Dans sa décision EBM Thermique du 22 octobre 2014 (CE 22 oct. 2014, Société EBM Thermique, req. n° 382495), le Conseil d’État a eu à statuer sur le cas d’un adjoint au maire qui était membre du conseil d’administration de la société suisse EBM, dont la sous-filiale EBM thermique avait été désignée attributaire du marché.
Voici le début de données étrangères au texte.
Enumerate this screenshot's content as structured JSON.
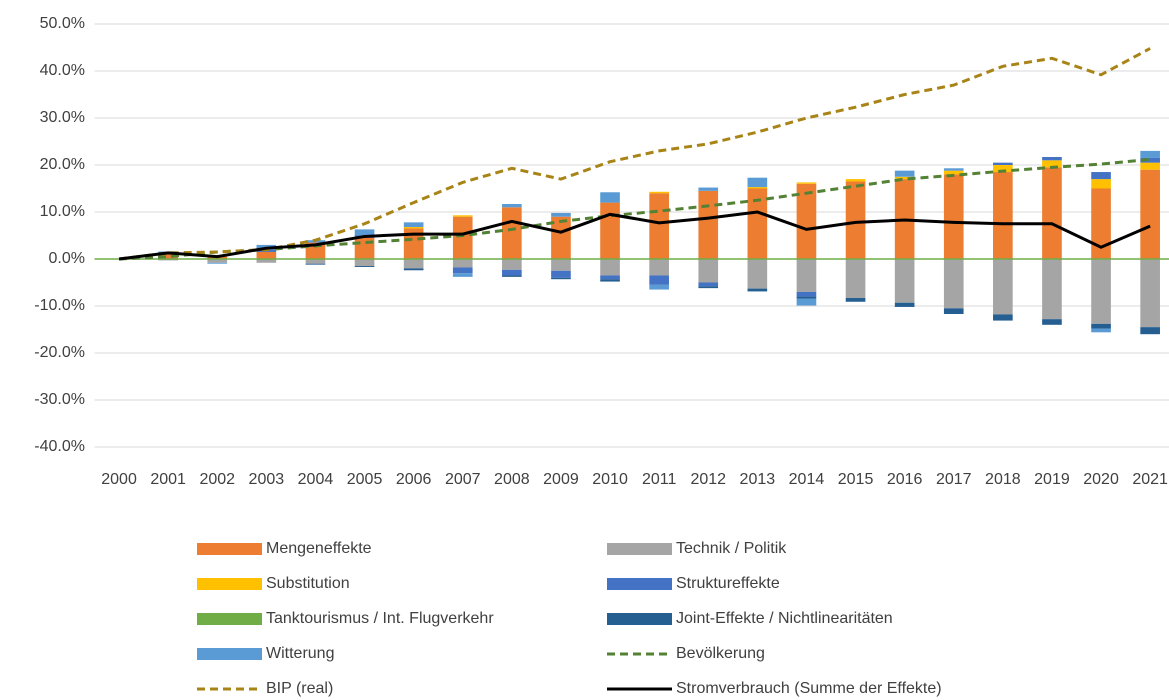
{
  "chart_data": {
    "type": "bar",
    "categories": [
      "2000",
      "2001",
      "2002",
      "2003",
      "2004",
      "2005",
      "2006",
      "2007",
      "2008",
      "2009",
      "2010",
      "2011",
      "2012",
      "2013",
      "2014",
      "2015",
      "2016",
      "2017",
      "2018",
      "2019",
      "2020",
      "2021"
    ],
    "ylim": [
      -40,
      50
    ],
    "yticks": [
      {
        "value": -40,
        "label": "-40.0%"
      },
      {
        "value": -30,
        "label": "-30.0%"
      },
      {
        "value": -20,
        "label": "-20.0%"
      },
      {
        "value": -10,
        "label": "-10.0%"
      },
      {
        "value": 0,
        "label": "0.0%"
      },
      {
        "value": 10,
        "label": "10.0%"
      },
      {
        "value": 20,
        "label": "20.0%"
      },
      {
        "value": 30,
        "label": "30.0%"
      },
      {
        "value": 40,
        "label": "40.0%"
      },
      {
        "value": 50,
        "label": "50.0%"
      }
    ],
    "grid": true,
    "series": [
      {
        "name": "Mengeneffekte",
        "kind": "bar",
        "color": "#ED7D31",
        "values": [
          0,
          1.0,
          0.5,
          1.5,
          3.5,
          4.5,
          6.5,
          9.0,
          11.0,
          9.0,
          12.0,
          14.0,
          14.5,
          15.0,
          16.0,
          16.5,
          17.0,
          18.0,
          18.5,
          19.5,
          15.0,
          19.0
        ]
      },
      {
        "name": "Technik / Politik",
        "kind": "bar",
        "color": "#A5A5A5",
        "values": [
          0,
          -0.3,
          -0.8,
          -0.8,
          -1.0,
          -1.5,
          -2.0,
          -1.8,
          -2.3,
          -2.5,
          -3.5,
          -3.5,
          -5.0,
          -6.3,
          -7.0,
          -8.3,
          -9.3,
          -10.5,
          -11.8,
          -12.8,
          -13.8,
          -14.5
        ]
      },
      {
        "name": "Substitution",
        "kind": "bar",
        "color": "#FFC000",
        "values": [
          0,
          0,
          0,
          0,
          0,
          0,
          0.3,
          0.3,
          0,
          0,
          0,
          0.3,
          0,
          0.3,
          0.3,
          0.5,
          0.5,
          0.8,
          1.5,
          1.5,
          2.0,
          1.5
        ]
      },
      {
        "name": "Struktureffekte",
        "kind": "bar",
        "color": "#4472C4",
        "values": [
          0,
          0,
          0,
          0.5,
          0,
          0.5,
          0,
          -1.2,
          -1.2,
          -1.5,
          -0.8,
          -2.0,
          -0.8,
          0,
          -1.0,
          0,
          0,
          0,
          0.5,
          0.7,
          1.5,
          1.0
        ]
      },
      {
        "name": "Tanktourismus / Int. Flugverkehr",
        "kind": "bar",
        "color": "#70AD47",
        "values": [
          0,
          0.3,
          0,
          0,
          0,
          0,
          0,
          0,
          0,
          0,
          0,
          0,
          0,
          0,
          0,
          0,
          0,
          0,
          0,
          0,
          0,
          0
        ]
      },
      {
        "name": "Joint-Effekte / Nichtlinearitäten",
        "kind": "bar",
        "color": "#255E91",
        "values": [
          0,
          0,
          0,
          0,
          -0.2,
          -0.2,
          -0.4,
          0,
          -0.3,
          -0.3,
          -0.5,
          0,
          -0.4,
          -0.6,
          -0.4,
          -0.8,
          -0.9,
          -1.2,
          -1.3,
          -1.2,
          -1.0,
          -1.5
        ]
      },
      {
        "name": "Witterung",
        "kind": "bar",
        "color": "#5B9BD5",
        "values": [
          0,
          0.3,
          -0.2,
          1.0,
          0.5,
          1.3,
          1.0,
          -0.8,
          0.7,
          0.8,
          2.2,
          -1.0,
          0.7,
          2.0,
          -1.5,
          0,
          1.3,
          0.5,
          0,
          0,
          -0.8,
          1.5
        ]
      },
      {
        "name": "Bevölkerung",
        "kind": "line",
        "style": "dashed",
        "color": "#548235",
        "values": [
          0,
          0.5,
          1.5,
          2,
          2.8,
          3.5,
          4.2,
          5,
          6.3,
          8,
          9.2,
          10.2,
          11.3,
          12.5,
          14,
          15.5,
          17,
          17.8,
          18.7,
          19.5,
          20.2,
          21.2
        ]
      },
      {
        "name": "BIP (real)",
        "kind": "line",
        "style": "dashed",
        "color": "#A88417",
        "values": [
          0,
          1.3,
          1.5,
          2,
          4,
          7.5,
          12,
          16.3,
          19.3,
          17,
          20.7,
          23,
          24.5,
          27,
          30,
          32.3,
          35,
          37,
          41,
          42.7,
          39.2,
          44.8
        ]
      },
      {
        "name": "Stromverbrauch (Summe der Effekte)",
        "kind": "line",
        "style": "solid",
        "color": "#000000",
        "values": [
          0,
          1.3,
          0.5,
          2.3,
          3,
          4.8,
          5.3,
          5.3,
          8,
          5.7,
          9.5,
          7.7,
          8.7,
          10,
          6.3,
          7.8,
          8.3,
          7.8,
          7.5,
          7.5,
          2.5,
          7
        ]
      }
    ]
  }
}
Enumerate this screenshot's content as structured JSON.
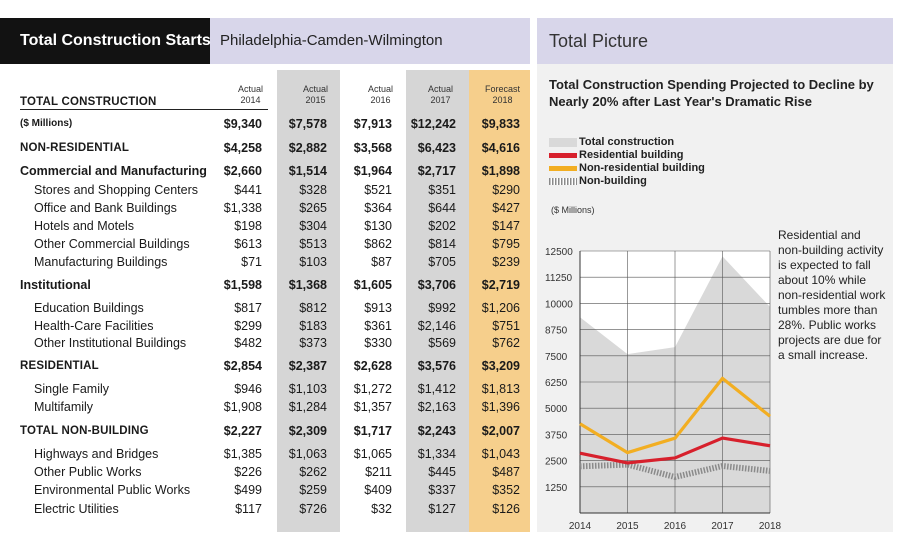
{
  "table": {
    "title": "Total Construction Starts",
    "region": "Philadelphia-Camden-Wilmington",
    "total_construction_label": "TOTAL CONSTRUCTION",
    "columns": [
      {
        "line1": "Actual",
        "line2": "2014"
      },
      {
        "line1": "Actual",
        "line2": "2015"
      },
      {
        "line1": "Actual",
        "line2": "2016"
      },
      {
        "line1": "Actual",
        "line2": "2017"
      },
      {
        "line1": "Forecast",
        "line2": "2018"
      }
    ],
    "rows": [
      {
        "label": "($ Millions)",
        "values": [
          "$9,340",
          "$7,578",
          "$7,913",
          "$12,242",
          "$9,833"
        ]
      },
      {
        "label": "NON-RESIDENTIAL",
        "values": [
          "$4,258",
          "$2,882",
          "$3,568",
          "$6,423",
          "$4,616"
        ]
      },
      {
        "label": "Commercial and Manufacturing",
        "values": [
          "$2,660",
          "$1,514",
          "$1,964",
          "$2,717",
          "$1,898"
        ]
      },
      {
        "label": "Stores and Shopping Centers",
        "values": [
          "$441",
          "$328",
          "$521",
          "$351",
          "$290"
        ]
      },
      {
        "label": "Office and Bank Buildings",
        "values": [
          "$1,338",
          "$265",
          "$364",
          "$644",
          "$427"
        ]
      },
      {
        "label": "Hotels and Motels",
        "values": [
          "$198",
          "$304",
          "$130",
          "$202",
          "$147"
        ]
      },
      {
        "label": "Other Commercial Buildings",
        "values": [
          "$613",
          "$513",
          "$862",
          "$814",
          "$795"
        ]
      },
      {
        "label": "Manufacturing Buildings",
        "values": [
          "$71",
          "$103",
          "$87",
          "$705",
          "$239"
        ]
      },
      {
        "label": "Institutional",
        "values": [
          "$1,598",
          "$1,368",
          "$1,605",
          "$3,706",
          "$2,719"
        ]
      },
      {
        "label": "Education Buildings",
        "values": [
          "$817",
          "$812",
          "$913",
          "$992",
          "$1,206"
        ]
      },
      {
        "label": "Health-Care Facilities",
        "values": [
          "$299",
          "$183",
          "$361",
          "$2,146",
          "$751"
        ]
      },
      {
        "label": "Other Institutional Buildings",
        "values": [
          "$482",
          "$373",
          "$330",
          "$569",
          "$762"
        ]
      },
      {
        "label": "RESIDENTIAL",
        "values": [
          "$2,854",
          "$2,387",
          "$2,628",
          "$3,576",
          "$3,209"
        ]
      },
      {
        "label": "Single Family",
        "values": [
          "$946",
          "$1,103",
          "$1,272",
          "$1,412",
          "$1,813"
        ]
      },
      {
        "label": "Multifamily",
        "values": [
          "$1,908",
          "$1,284",
          "$1,357",
          "$2,163",
          "$1,396"
        ]
      },
      {
        "label": "TOTAL NON-BUILDING",
        "values": [
          "$2,227",
          "$2,309",
          "$1,717",
          "$2,243",
          "$2,007"
        ]
      },
      {
        "label": "Highways and Bridges",
        "values": [
          "$1,385",
          "$1,063",
          "$1,065",
          "$1,334",
          "$1,043"
        ]
      },
      {
        "label": "Other Public Works",
        "values": [
          "$226",
          "$262",
          "$211",
          "$445",
          "$487"
        ]
      },
      {
        "label": "Environmental Public Works",
        "values": [
          "$499",
          "$259",
          "$409",
          "$337",
          "$352"
        ]
      },
      {
        "label": "Electric Utilities",
        "values": [
          "$117",
          "$726",
          "$32",
          "$127",
          "$126"
        ]
      }
    ]
  },
  "panel": {
    "title": "Total Picture",
    "chart_title": "Total Construction Spending Projected to Decline by Nearly 20% after Last Year's Dramatic Rise",
    "units": "($ Millions)",
    "annotation": "Residential and non-building activity is expected to fall about 10% while non-residential work tumbles more than 28%. Public works projects are due for a small increase."
  },
  "chart_data": {
    "type": "line",
    "x": [
      2014,
      2015,
      2016,
      2017,
      2018
    ],
    "x_tick_labels": [
      "2014",
      "2015",
      "2016",
      "2017",
      "2018"
    ],
    "y_tick_labels": [
      "1250",
      "2500",
      "3750",
      "5000",
      "6250",
      "7500",
      "8750",
      "10000",
      "11250",
      "12500"
    ],
    "ylim": [
      0,
      12500
    ],
    "grid": true,
    "legend_position": "top-left",
    "series": [
      {
        "name": "Total construction",
        "kind": "area",
        "color": "#d9d9d9",
        "values": [
          9340,
          7578,
          7913,
          12242,
          9833
        ]
      },
      {
        "name": "Residential building",
        "kind": "line",
        "color": "#d7202c",
        "values": [
          2854,
          2387,
          2628,
          3576,
          3209
        ]
      },
      {
        "name": "Non-residential building",
        "kind": "line",
        "color": "#f2ae22",
        "values": [
          4258,
          2882,
          3568,
          6423,
          4616
        ]
      },
      {
        "name": "Non-building",
        "kind": "hatched",
        "color": "#8a8a8a",
        "values": [
          2227,
          2309,
          1717,
          2243,
          2007
        ]
      }
    ]
  }
}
Cet adjoint avait participé à la décision, notamment en rédigeant les réponses aux questions des opérateurs économiques concurrents.Pour écarter le doute pesant sur l’impartialité de cet adjoint, la Haute assemblée procède à une vérification et considère que l’intéressé n’a été élu membre du conseil d’administration d’EBM qu’en qualité de représentant des abonnés au réseau public de distribution d’électricité, et « qu’il ne ressortait pas [des pièces du dossier] qu’il aurait eu un intérêt personnel (…) de nature à créer un doute légitime sur son impartialité ».
Dans cette décision, rendue il y a un an à peine, le juge ne se borne pas, alors, à constater l’apparence du doute ; il vérifie au contraire si, au vu des éléments du dossier, il y avait réellement matière à douter.
En 2015, le juge constate, certes, qu’il « ne résulte pas de l'instruction que l'intéressé détiendrait encore des intérêts au sein de l'entreprise », mais c’est pour ajouter aussitôt que « le caractère encore très récent de leur collaboration, à un haut niveau de responsabilité, pouvait légitimement faire naître un doute sur la persistance de tels intérêts et par voie de conséquence sur l'impartialité de la procédure suivie par la région ». L’évolution est subtile, mais elle est réelle. Si en 2014, un lien effectif et actuel entre un élu et le candidat retenu fait naître un doute, que le juge lève en allant au-delà de l’apparence, en 2015, il se contente de l’apparence du doute que crée un lien antérieur, lien qui n’est plus effectif depuis deux ans à la date de la passation du marché.